Catastrophic Forgetting in Kolmogorov-Arnold Networks
Mohammad Marufur Rahman, Guanchu Wang, Kaixiong Zhou, Minghan Chen, Fan Yang
TL;DR
The paper investigates catastrophic forgetting in Kolmogorov-Arnold Networks (KANs) and presents a theoretical framework that connects forgetting to activation support overlap and intrinsic data dimension. It validates the theory with synthetic and image-classification experiments and introduces KAN-LoRA, a KAN-based adapter for continual knowledge editing in language models, demonstrating improved retention over MLP-based adapters in many settings. Key findings show that KANs exhibit strong retention in low-dimensional, structured tasks but are vulnerable in high-dimensional domains such as vision and language, with forgetting scaling with overlap and exponential with intrinsic dimension.
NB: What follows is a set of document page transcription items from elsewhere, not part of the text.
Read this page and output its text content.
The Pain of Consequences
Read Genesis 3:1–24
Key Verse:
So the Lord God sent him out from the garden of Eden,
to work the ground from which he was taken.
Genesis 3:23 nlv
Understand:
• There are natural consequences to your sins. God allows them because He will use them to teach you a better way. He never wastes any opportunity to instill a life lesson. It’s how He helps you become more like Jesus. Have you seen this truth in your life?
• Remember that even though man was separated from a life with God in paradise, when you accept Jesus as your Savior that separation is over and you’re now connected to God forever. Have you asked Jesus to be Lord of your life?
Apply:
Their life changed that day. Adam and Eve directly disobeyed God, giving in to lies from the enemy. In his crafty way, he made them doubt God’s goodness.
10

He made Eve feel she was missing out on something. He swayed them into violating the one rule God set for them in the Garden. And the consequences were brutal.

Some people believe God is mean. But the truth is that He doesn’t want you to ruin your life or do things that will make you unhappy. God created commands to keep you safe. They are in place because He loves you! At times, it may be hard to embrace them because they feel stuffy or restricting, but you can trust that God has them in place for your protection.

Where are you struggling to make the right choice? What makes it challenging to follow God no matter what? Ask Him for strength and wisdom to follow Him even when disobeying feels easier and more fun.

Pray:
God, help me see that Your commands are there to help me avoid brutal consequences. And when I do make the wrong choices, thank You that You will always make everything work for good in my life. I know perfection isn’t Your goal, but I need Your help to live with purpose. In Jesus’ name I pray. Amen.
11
The work provides practical guidance for designing continual learning systems and offers a pathway to memory-aware model editing using KAN-based adapters.
Abstract
Catastrophic forgetting is a longstanding challenge in continual learning, where models lose knowledge from earlier tasks when learning new ones. While various mitigation strategies have been proposed for Multi-Layer Perceptrons (MLPs), recent architectural advances like Kolmogorov-Arnold Networks (KANs) have been suggested to offer intrinsic resistance to forgetting by leveraging localized spline-based activations. However, the practical behavior of KANs under continual learning remains unclear, and their limitations are not well understood. To address this, we present a comprehensive study of catastrophic forgetting in KANs and develop a theoretical framework that links forgetting to activation support overlap and intrinsic data dimension. We validate these analyses through systematic experiments on synthetic and vision tasks, measuring forgetting dynamics under varying model configurations and data complexity. Further, we introduce KAN-LoRA, a novel adapter design for parameter-efficient continual fine-tuning of language models, and evaluate its effectiveness in knowledge editing tasks. Our findings reveal that while KANs exhibit promising retention in low-dimensional algorithmic settings, they remain vulnerable to forgetting in high-dimensional domains such as image classification and language modeling. These results advance the understanding of KANs' strengths and limitations, offering practical insights for continual learning system design.